规则2)如果S[j...i]的最后一个字符在不在叶子结点中,而且当前的隐式后缀树中该路径上的下一个字符c不等于S[i+1],那么需要生成一个新的结点。这个规则也包括在root结点产生一个叶子结点的情况。
规则3)如果在规则2中,下一个字符c等于S[i+1],则不需要做任何操作,因为当前后缀S[j...i+1]已经存在于隐式后缀树中。
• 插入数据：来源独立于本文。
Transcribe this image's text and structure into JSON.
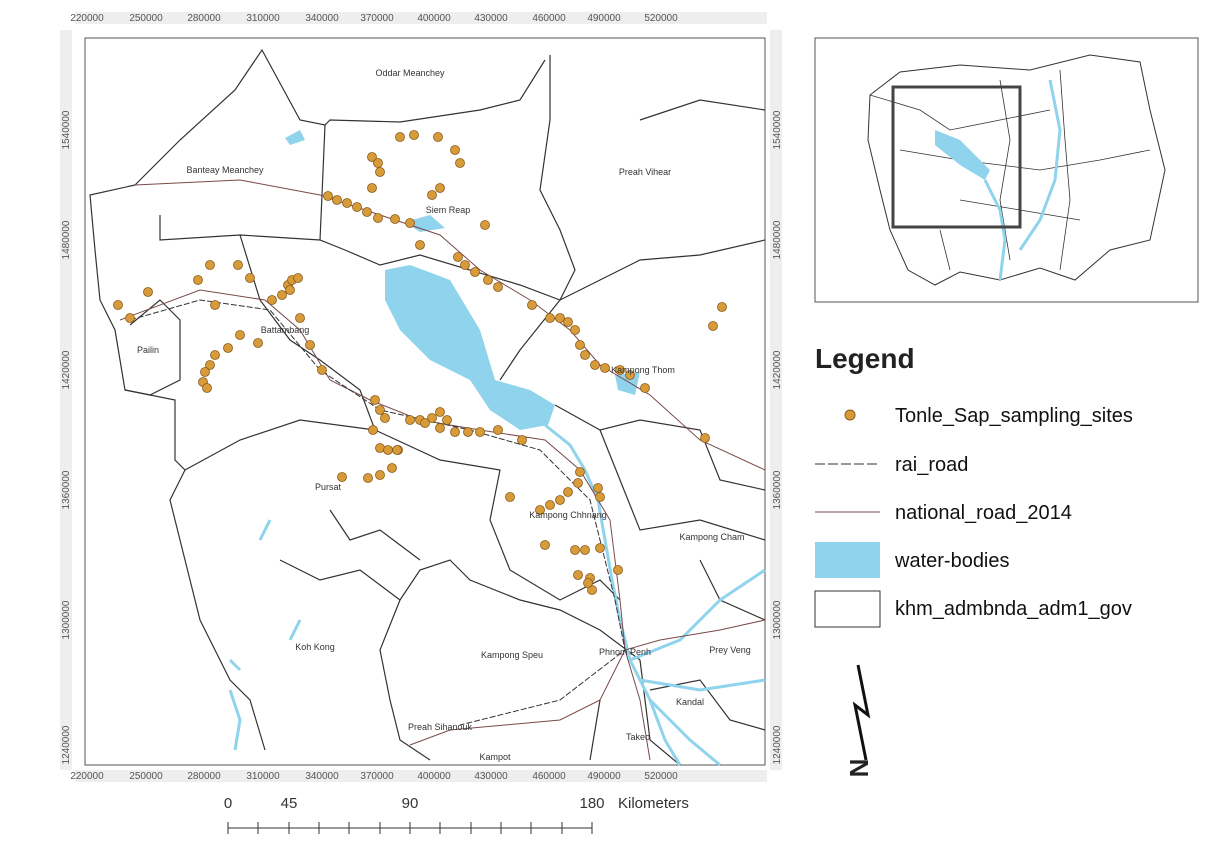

*****************************ukk算法复杂度能达到O(n)的原因*****************************
如果不是用implicit extensions和suffix link,ukk算法的复杂度实际上为O(n^3),这比蛮力法的性能还差,显然这是不能接受的。由于有implicit extensions和压缩Trie结构,在增量处理时可以对已经是叶子的结点进行简化(采用规则1)。在每一个extension中针对规则2和规则3的情况,通过suffix link可以直接跳到某个结点,而不需要从root结点搜索,另外一旦应用规则3(原因是由后缀树的特点造成的),则整个phase就可以提前结束(这叫做"show-stopper"技巧)。这两大技巧使得ukk算法的平摊复杂度达到线性。
由于产生叶子结点的来源只有通过规则2这一条渠道,而且叶子结点永远都是叶子结点("once a leaf, always a leaf"),因此当前phase中如果有应用规则2产生的叶子结点,那么它们会加入到下一个phase中的叶子结点集合中,在下一个阶段继续应用规则1(属于implicit extension),而不是规则2。设当前phase中最后一个应用规则2产生的叶子结点的extension编号为变量j_star,在下一个phase中应用规则2和规则3的结点只需要从j_star+1开始。由于所有的叶子结点属于implicit extensions,可以简化操作,只有规则2需要采用类似mcc算法的fastscan和slowscan找到u和v(以及建立上一个v到当前v的suffix link)。而在每一个phase中规则3的应用机会最多只有一次。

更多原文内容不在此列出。